Напрасно я пытался отыскать хотя бы нечто, похожее на опись того, что хранилось в школьном музее и что было туда передано после смерти Кузьмы Емельяновича. Этого нет. Более того, меня повергло в уныние, когда я узнал, что залежи переписки краеведа Данилова с земляками, выпускниками школы, организациями районного и союзного масштаба были просто выброшены как ненужные. Человек много лет вёл интенсивную работу по сбору сведений об известных земляках – и всё пущено по ветру. Выходит, напрасно целые поколения школьных краеведов трудились над сбором материалов. Ребята давно выросли. Другие теперь заботы у Любы Распутиной, Вали Коротковой, Лены Подусовой, Лены Бакановой – былых активисток краеведческого музея. Я представляю их состояние, когда они, придя в школу, вместо музея увидели то, что от него осталось: тоненькая чиновничья папка с помятыми листочками.
Кого обвинять в содеянном? Кузьма Емельянович! Вы мечтали открыть музей в левой половине дома, где жил Григорий. И не успели этого сделать.

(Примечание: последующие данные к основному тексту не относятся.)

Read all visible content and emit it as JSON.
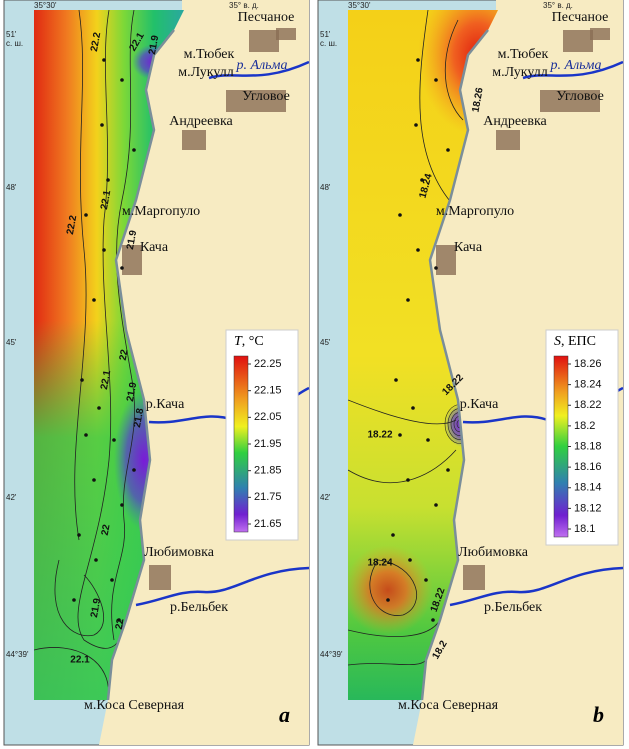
{
  "figure": {
    "top_left_coord": "35°30'",
    "top_right_coord": "35° в. д.",
    "lat_labels": [
      "51'",
      "с. ш.",
      "48'",
      "45'",
      "42'",
      "44°39'"
    ]
  },
  "places": [
    "Песчаное",
    "р. Альма",
    "м.Тюбек",
    "м.Лукулл",
    "Угловое",
    "Андреевка",
    "м.Маргопуло",
    "Кача",
    "р.Кача",
    "Любимовка",
    "р.Бельбек",
    "м.Коса Северная"
  ],
  "panels": [
    {
      "letter": "a",
      "legend": {
        "symbol": "T",
        "unit": ", °C",
        "ticks": [
          22.25,
          22.15,
          22.05,
          21.95,
          21.85,
          21.75,
          21.65
        ]
      },
      "contour_labels": [
        "22.2",
        "22.1",
        "21.9",
        "22.2",
        "22.1",
        "21.9",
        "22",
        "22.1",
        "21.9",
        "21.8",
        "22",
        "21.9",
        "22",
        "22.1"
      ]
    },
    {
      "letter": "b",
      "legend": {
        "symbol": "S",
        "unit": ", ЕПС",
        "ticks": [
          18.26,
          18.24,
          18.22,
          18.2,
          18.18,
          18.16,
          18.14,
          18.12,
          18.1
        ]
      },
      "contour_labels": [
        "18.26",
        "18.24",
        "18.22",
        "18.22",
        "18.24",
        "18.22",
        "18.2"
      ]
    }
  ]
}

Может, нам повезёт больше, чем вам.
«Утёвская мадонна»
У этой иконы – особая история. В шестидесятых годах я впервые увидел её фотокопию, сделанную жителем села Утёвка, выпускником средней школы Владимиром Игольниковым. Годом позже увидел и сам оригинал. Мне кажется, душа художника-самоучки более всего проявилась в этой небольшой картине-иконе. Тогда я впервые услышал, как её называют в народе: «Утёвская мадонна».
На иконе небольшого формата изображена крестьянка в белом платке с младенцем на руках. Лицо простое, типично заволжское. Большие тёмные глаза. На губах чуть наметившаяся улыбка. Нет ни тени церковности. Но всё же она воспринимается как икона.
Насколько я понимаю, на Руси иконы не придумывались иконописцами. Они являлись миру. И уже потом эти явления разворачивались рукотворно в искусство, тиражировались и т.д. Эта икона Григорию Журавлёву явилась, это чувствуется. Уже потом может, он как художник додумывал детали. Но святое отношение к женщине-крестьянке – это от природы его.
В этом слиянии канонизированного и простого, осознанно или нет, заложена (как мне показалось) позиция обострённо чувствующей жизнь души. Надо сказать, что из всех приписываемых кисти Журавлёва икон эта – единственная такого рода.
Весной 1991 года со съёмочной группой Самарского телевидения, окрылённый возможностью наконец-то запечатлеть эту икону и владелицу её на плёнку (мы готовились сделать небольшую телепередачу о Журавлёве), я постучал в слабенькую калиточку дома номер восемнадцать по улице Чапаевской. Из дома вышла такая же слабенькая, как калиточка со скрипучим голосом, пожилая женщина – Таисия Ивановна Подлипнова, моя бывшая школьная учительница математики. Оказывается, она дальняя родственница владелицы иконы Подусовой Александры Михайловны.